Hello, how do I switch the tokenizer for ElasticSearch in a Docker deployment?

tall-answer-76571

03/11/2024, 9:52 AM

Hi everyone! Is it possible to connect DataHub to PowerBI Report Server (NOT Power bi service in cloud) ?

fresh-rain-44904

03/11/2024, 8:27 PM

Hi All, We have an instance of Salesforce Marketing Cloud (SFMC); and we would like to connect SFMC with DataHub. I know DataHub has a connector for Salesforce but is this connector covering only the Salesforce Data Cloud? Also it would be great if anyone has any experience connecting SFMC with DataHub? TIA!

little-scooter-91144

03/12/2024, 7:07 AM

Hi，everyone!Can lineage relationship be established between datahub containers?

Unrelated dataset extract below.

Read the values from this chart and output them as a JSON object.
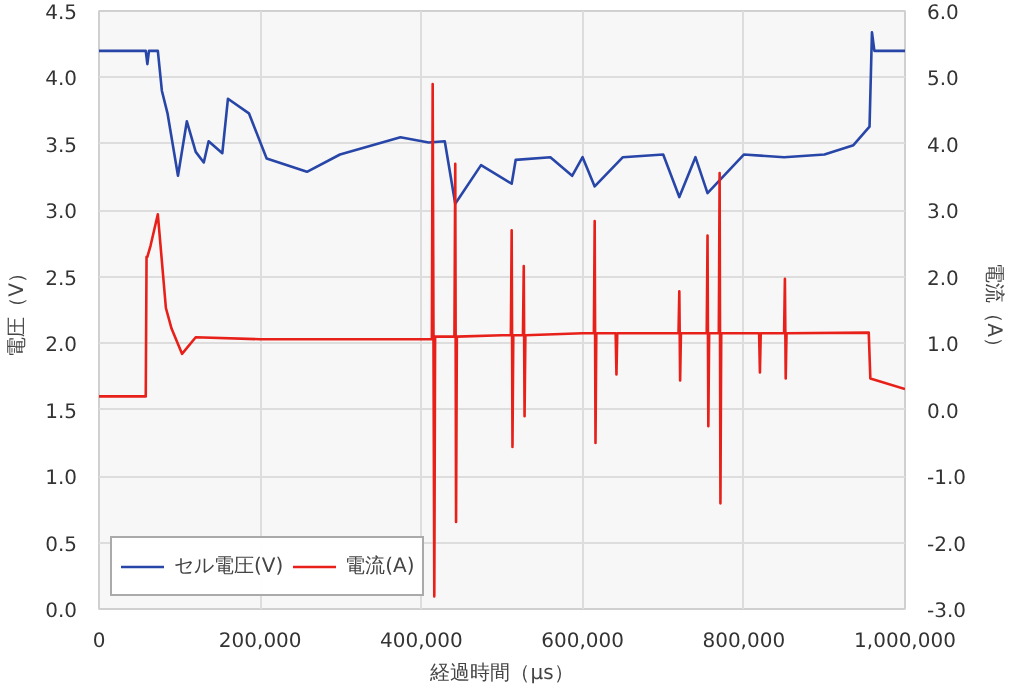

I used s3 source and found that the type of folder in the ingestion result was container, but there was no blood tab on the page (just like dataset for each file).

red-piano-8955

03/13/2024, 6:35 PM

Hi All, is there a way to create a policy that allows all readers to add tags to any dataset but not delete them?

tall-painting-67124

03/14/2024, 4:01 AM

Hi All,

tall-painting-67124

03/14/2024, 4:05 AM

I are trying to ingest data from solr using sqlalchemy (sqlalchmey-solr) as source. Now, I am able to successfully connect and get the ingestion to complete but none of the collection is actually sourced. If I check the ingestion logs it reports warning for collections. "Ingestion error: 'nullable'"

tall-painting-67124

03/14/2024, 4:05 AM

"warnings": { "default.demo": [ "Ingestion error: 'nullable'" ], "default.t2": [ "Ingestion error: 'nullable'" ] }, "failures": {}, "soft_deleted_stale_entities": [], "tables_scanned": 2, "views_scanned": 0, "entities_profiled": 0, "filtered": [], "num_view_definitions_parsed": 0, "num_view_definitions_failed_parsing": 0, "num_view_definitions_failed_column_parsing": 0, "view_definitions_parsing_failures": [], "start_time": "2024-03-14 023928.636230 (now)", "running_time": "0.5 seconds" }

glamorous-portugal-11744

03/14/2024, 6:40 AM

hello !!! when i quickstart error :Error response from daemon: driver failed programming external connectivity on endpoint datahub-gms (bd46efce6791a2f654321b679a027aad18c2f33c235f6fd0cababc171aaa6fe1): Error starting userland proxy: listen tcp4 0.0.0.08080 bind: address already in use . when i use DATAHUB_MAPPED_GMS_PORT=58080 quickstart then error dependency failed to start: container datahub-gms is unhealthy

glamorous-portugal-11744

03/14/2024, 6:40 AM

image.png

glamorous-portugal-11744

03/14/2024, 6:41 AM

image.png

glamorous-portugal-11744

03/14/2024, 6:53 AM

dear all !!! why ???🙁

glamorous-portugal-11744

03/14/2024, 6:55 AM

datahub gms log:

glamorous-portugal-11744

03/14/2024, 6:55 AM

image.png

wonderful-egg-79350

03/14/2024, 8:02 AM

When I deploy datahub by using AWS EKS, Could I use snowflake for Database instead of RDS? https://datahubproject.io/docs/deploy/aws

little-scooter-91144

03/14/2024, 9:26 AM

Hi everyone!What is the difference between these data types? What scenarios are used?

Copy code

MetadataChangeEvent,
MetadataChangeProposal,
MetadataChangeProposalWrapper,
UsageAggregation

Especially the difference between mcp and mce.